Para o psicanalista Tales Ab’Sader no artigo “Os maus modos do neofascismo brasileiro”, publicado no site da Carta Capital no dia 21 de fevereiro de 2020, há no Brasil características suficientes para qualificar o que se reúne em torno do bolsonarismo como de um neofascismo. Para ele “Nosso neofascismo diz respeito aos modos de nossa conversão própria da política em violência, o que ninguém pode negar. Ele se ordena e se unifica, por fim, ao redor do bolsonarismo (https://www.cartacapital.com.br/opiniao/osmaus-modos-do-neofascismo-brasileiro/).

Em relação à denominação, Enzo Travesso, italiano, professor e especialista em história política e intelectual do século XX, no livro As novas faces do fascismo (Editora Todavia, 2021) prefere usar o termo pós-fascismo. Para ele, é um termo adequado para o que chamou de uma sequência histórica marcada tanto pela continuidade quanto pela transformação. Segundo Travesso, no século XXI o fascismo não terá a face de Hitler, Mussolini ou Franco nem o terror totalitário. Ao discutir esse aspecto, se refere a um importante artigo de Theodor Adorno (1903-1969) publicado em 1959 no qual ele afirma que a sobrevivência do nazifascismo é potencialmente mais perigosa dentro da democracia – como tem ocorrido hoje – do que a sobrevivência das tendências fascistas contra a democracia.

Para Travesso, o pós-fascismo é um movimento em transformação, ainda não cristalizado e com forças heterogêneas (não se pode comparar movimentos de extrema direita nos Estados Unidos, com o da França, Austrália, Grécia e Brasil, por exemplo).

Segundo ele, o pós-fascismo pertence a um regime particular de historicidade e uma das diferenças em relação aos movimentos de hoje é que um dos pilares fundamentais do fascismo clássico foi o anticomunismo, ainda hoje usado apenas como propaganda para enganar incautos e desinformados porque seus formuladores sabem perfeitamente que não há mais ameaça comunista, mas é usada com reconhecida eficácia em alguns países, como nos discursos da extrema-direita no Brasil, no qual até a Rede Globo virou comunista…

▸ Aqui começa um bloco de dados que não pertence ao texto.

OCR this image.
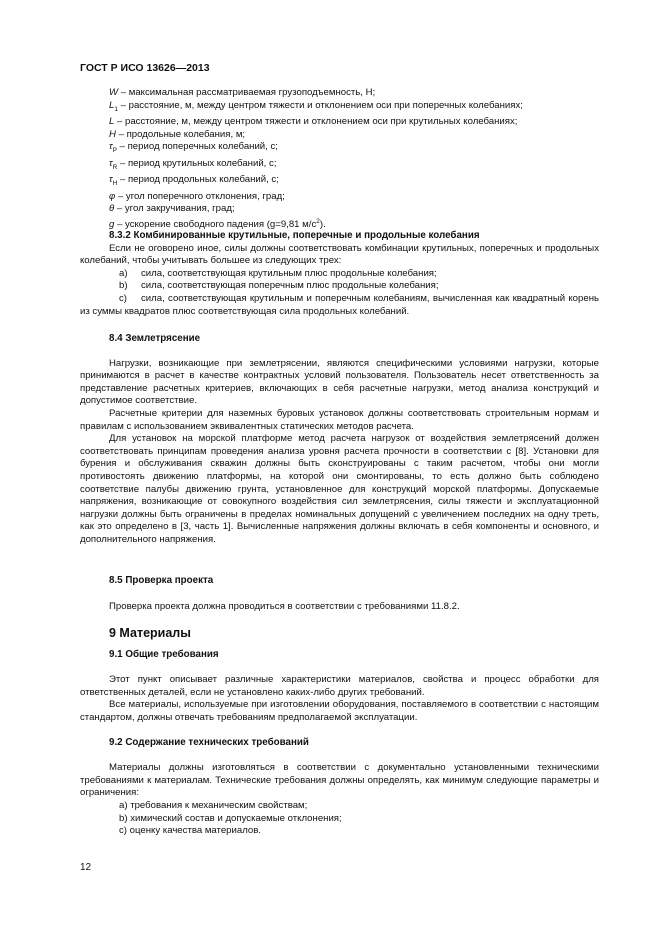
ГОСТ Р ИСО 13626—2013

W – максимальная рассматриваемая грузоподъемность, Н;

$L_1$ – расстояние, м, между центром тяжести и отклонением оси при поперечных колебаниях;

L – расстояние, м, между центром тяжести и отклонением оси при крутильных колебаниях;

H – продольные колебания, м;

$\tau_P$ – период поперечных колебаний, с;

$\tau_R$ – период крутильных колебаний, с;

$\tau_H$ – период продольных колебаний, с;

φ – угол поперечного отклонения, град;

θ – угол закручивания, град;

g – ускорение свободного падения (g=9,81 $м/с^2$).

8.3.2 Комбинированные крутильные, поперечные и продольные колебания

Если не оговорено иное, силы должны соответствовать комбинации крутильных, поперечных и продольных колебаний, чтобы учитывать большее из следующих трех:

а) сила, соответствующая крутильным плюс продольные колебания;

b) сила, соответствующая поперечным плюс продольные колебания;

c) сила, соответствующая крутильным и поперечным колебаниям, вычисленная как квадратный корень из суммы квадратов плюс соответствующая сила продольных колебаний.

8.4 Землетрясение

Нагрузки, возникающие при землетрясении, являются специфическими условиями нагрузки, которые принимаются в расчет в качестве контрактных условий пользователя. Пользователь несет ответственность за представление расчетных критериев, включающих в себя расчетные нагрузки, метод анализа конструкций и допустимое соответствие.

Расчетные критерии для наземных буровых установок должны соответствовать строительным нормам и правилам с использованием эквивалентных статических методов расчета.

Для установок на морской платформе метод расчета нагрузок от воздействия землетрясений должен соответствовать принципам проведения анализа уровня расчета прочности в соответствии с [8]. Установки для бурения и обслуживания скважин должны быть сконструированы с таким расчетом, чтобы они могли противостоять движению платформы, на которой они смонтированы, то есть должно быть соблюдено соответствие палубы движению грунта, установленное для конструкций морской платформы. Допускаемые напряжения, возникающие от совокупного воздействия сил землетрясения, силы тяжести и эксплуатационной нагрузки должны быть ограничены в пределах номинальных допущений с увеличением последних на одну треть, как это определено в [3, часть 1]. Вычисленные напряжения должны включать в себя компоненты и основного, и дополнительного напряжения.

8.5 Проверка проекта

Проверка проекта должна проводиться в соответствии с требованиями 11.8.2.

9 Материалы

9.1 Общие требования

Этот пункт описывает различные характеристики материалов, свойства и процесс обработки для ответственных деталей, если не установлено каких-либо других требований.

Все материалы, используемые при изготовлении оборудования, поставляемого в соответствии с настоящим стандартом, должны отвечать требованиям предполагаемой эксплуатации.

9.2 Содержание технических требований

Материалы должны изготовляться в соответствии с документально установленными техническими требованиями к материалам. Технические требования должны определять, как минимум следующие параметры и ограничения:

а) требования к механическим свойствам;

b) химический состав и допускаемые отклонения;

c) оценку качества материалов.

12
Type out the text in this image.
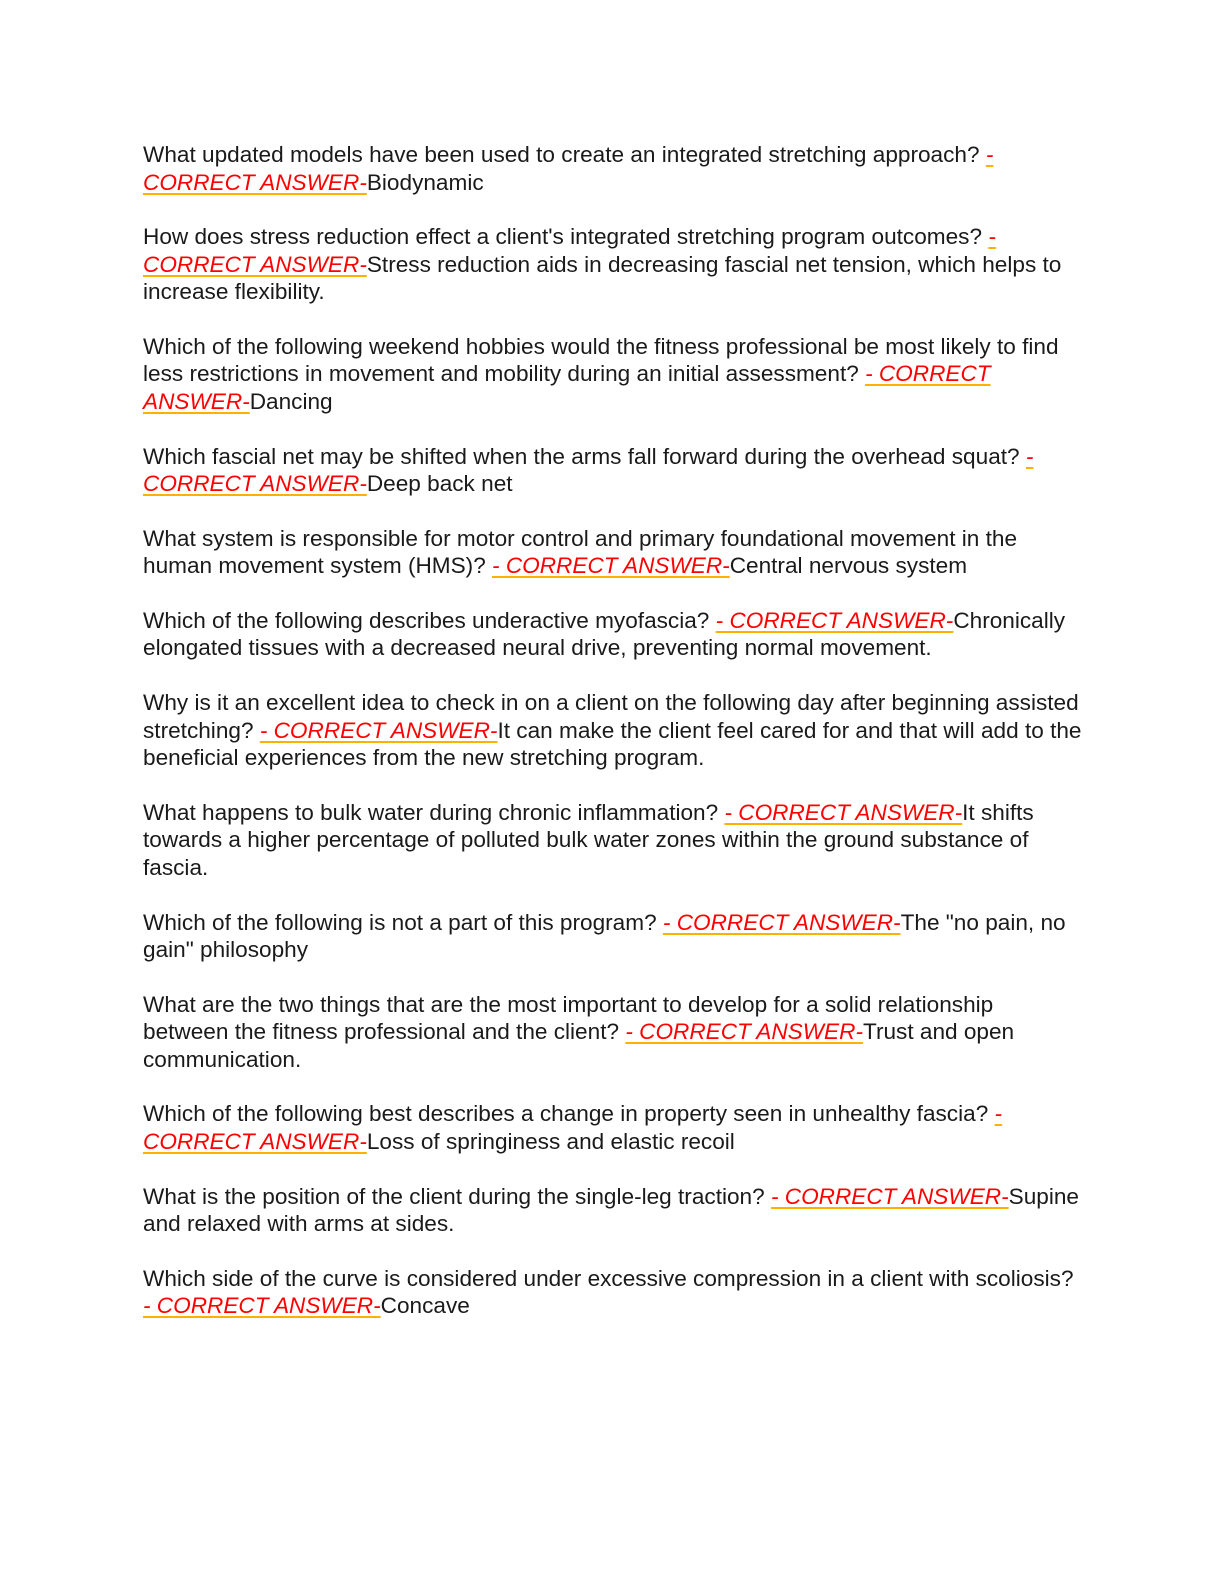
What updated models have been used to create an integrated stretching approach? - CORRECT ANSWER-Biodynamic

How does stress reduction effect a client's integrated stretching program outcomes? - CORRECT ANSWER-Stress reduction aids in decreasing fascial net tension, which helps to increase flexibility.

Which of the following weekend hobbies would the fitness professional be most likely to find less restrictions in movement and mobility during an initial assessment? - CORRECT ANSWER-Dancing

Which fascial net may be shifted when the arms fall forward during the overhead squat? - CORRECT ANSWER-Deep back net

What system is responsible for motor control and primary foundational movement in the human movement system (HMS)? - CORRECT ANSWER-Central nervous system

Which of the following describes underactive myofascia? - CORRECT ANSWER-Chronically elongated tissues with a decreased neural drive, preventing normal movement.

Why is it an excellent idea to check in on a client on the following day after beginning assisted stretching? - CORRECT ANSWER-It can make the client feel cared for and that will add to the beneficial experiences from the new stretching program.

What happens to bulk water during chronic inflammation? - CORRECT ANSWER-It shifts towards a higher percentage of polluted bulk water zones within the ground substance of fascia.

Which of the following is not a part of this program? - CORRECT ANSWER-The "no pain, no gain" philosophy

What are the two things that are the most important to develop for a solid relationship between the fitness professional and the client? - CORRECT ANSWER-Trust and open communication.

Which of the following best describes a change in property seen in unhealthy fascia? - CORRECT ANSWER-Loss of springiness and elastic recoil

What is the position of the client during the single-leg traction? - CORRECT ANSWER-Supine and relaxed with arms at sides.

Which side of the curve is considered under excessive compression in a client with scoliosis? - CORRECT ANSWER-Concave
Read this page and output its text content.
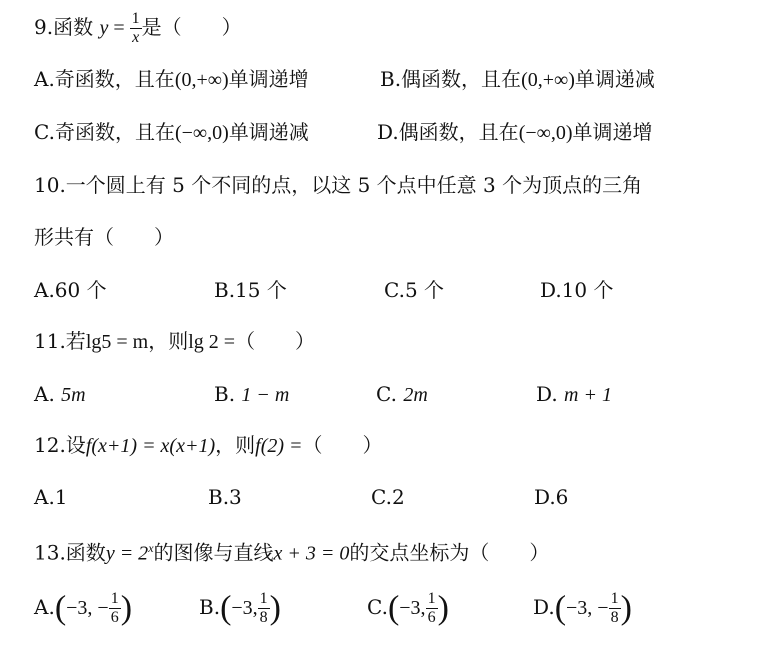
9.函数 $y = \frac{1}{x}$ 是（　　）
A.奇函数，且在(0,+∞)单调递增	B.偶函数，且在(0,+∞)单调递减
C.奇函数，且在(−∞,0)单调递减	D.偶函数，且在(−∞,0)单调递增
10.一个圆上有 5 个不同的点，以这 5 个点中任意 3 个为顶点的三角
形共有（　　）
A.60 个	B.15 个	C.5 个	D.10 个
11.若lg5 = m，则lg 2 =（　　）
A. 5m	B. 1 − m	C. 2m	D. m + 1
12.设f(x+1) = x(x+1)，则f(2) =（　　）
A.1	B.3	C.2	D.6
13.函数$y = 2^x$的图像与直线x + 3 = 0的交点坐标为（　　）
A.(−3, − $\frac{1}{6}$ )	B.(−3, $\frac{1}{8}$ )	C.(−3, $\frac{1}{6}$ )	D.(−3, − $\frac{1}{8}$ )
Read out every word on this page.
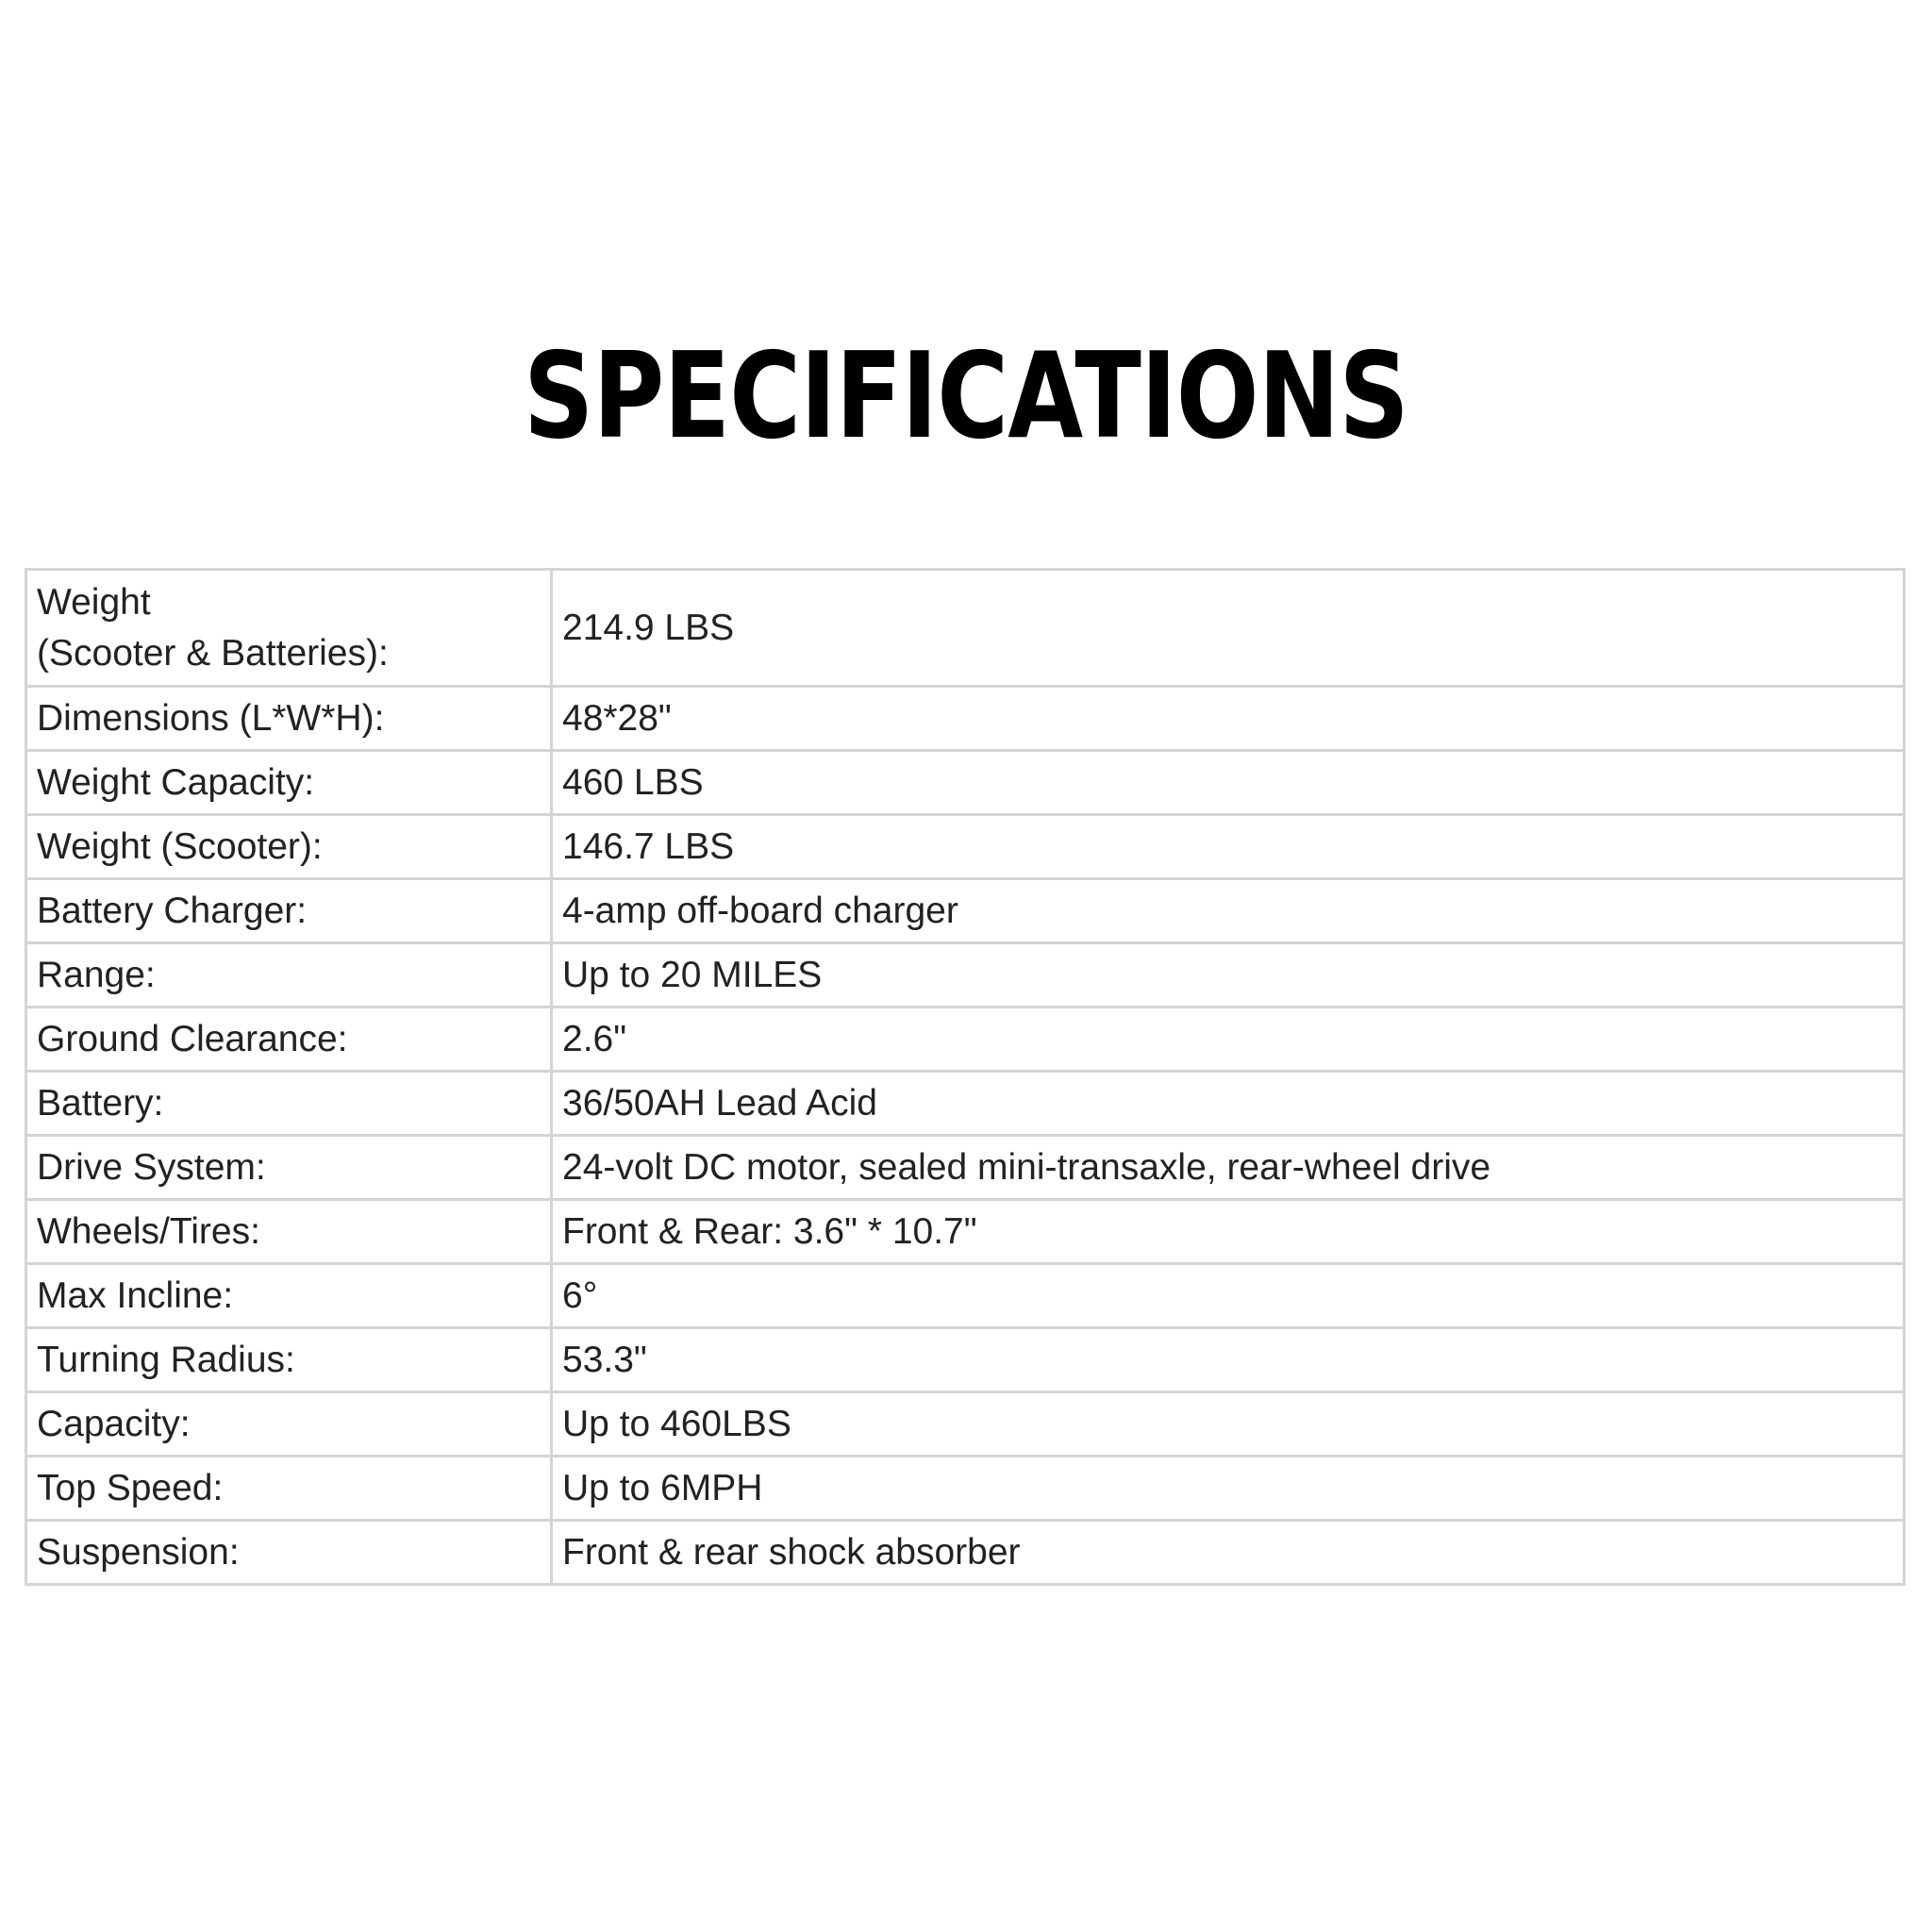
SPECIFICATIONS
Weight
(Scooter & Batteries):	214.9 LBS
Dimensions (L*W*H):	48*28"
Weight Capacity:	460 LBS
Weight (Scooter):	146.7 LBS
Battery Charger:	4-amp off-board charger
Range:	Up to 20 MILES
Ground Clearance:	2.6"
Battery:	36/50AH Lead Acid
Drive System:	24-volt DC motor, sealed mini-transaxle, rear-wheel drive
Wheels/Tires:	Front & Rear: 3.6" * 10.7"
Max Incline:	6°
Turning Radius:	53.3"
Capacity:	Up to 460LBS
Top Speed:	Up to 6MPH
Suspension:	Front & rear shock absorber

No entanto, como diz Michel Lowy, em artigo publicado no dia 9 de dezembro de 2020, a caracterização como fascista ou neofascista não pode se aplicar a todos os partidos e movimentos de extrema direita. Para ele “Algumas forças políticas têm características diretamente fascistas: é o caso do partido Aurora Dourada na Grécia, da Casa Pound na Itália, e de vários partidos nacionalistas nos países bálticos; mas outros, como os partidos racistas da Holanda, Inglaterra, Suíça, Dinamarca, não tem raízes no passado fascista”(https://www.insurgencia.org/blog/michaellowyaascensaodoneofascismo) Ele propõe designar como neofascistas “líderes, partidos, movimentos ou governos que tem semelhanças significativas com o fascismo clássico dos anos 1930 – e com frequência, raízes históricas nesse passado – mas também algumas diferenças substanciais. Trata-se de fenômenos novos, que não são idênticos aos que conhecemos no passado”.

Fascista ou neofascista, o fato é que o fascismo não foi um fenômeno circunscrito aos anos 1920/30. Já em 2012, Rob Simen, ensaísta e filósofo holandês no livro O eterno retorno do fascismo (Editora Bizâncio, Lisboa, Portugal, 2012), ao constatar o crescimento da extrema-direita na Europa e em outros continentes afirma que “o fascismo bate de novo às nossas portas, mas nos recusamos a vê-lo e chamá-lo pelo seu nome. Nesse sentido, deveríamos aprender com as lições da história para impedir sua expansão hoje e principalmente à repetição da tragédia que foi sua experiência histórica.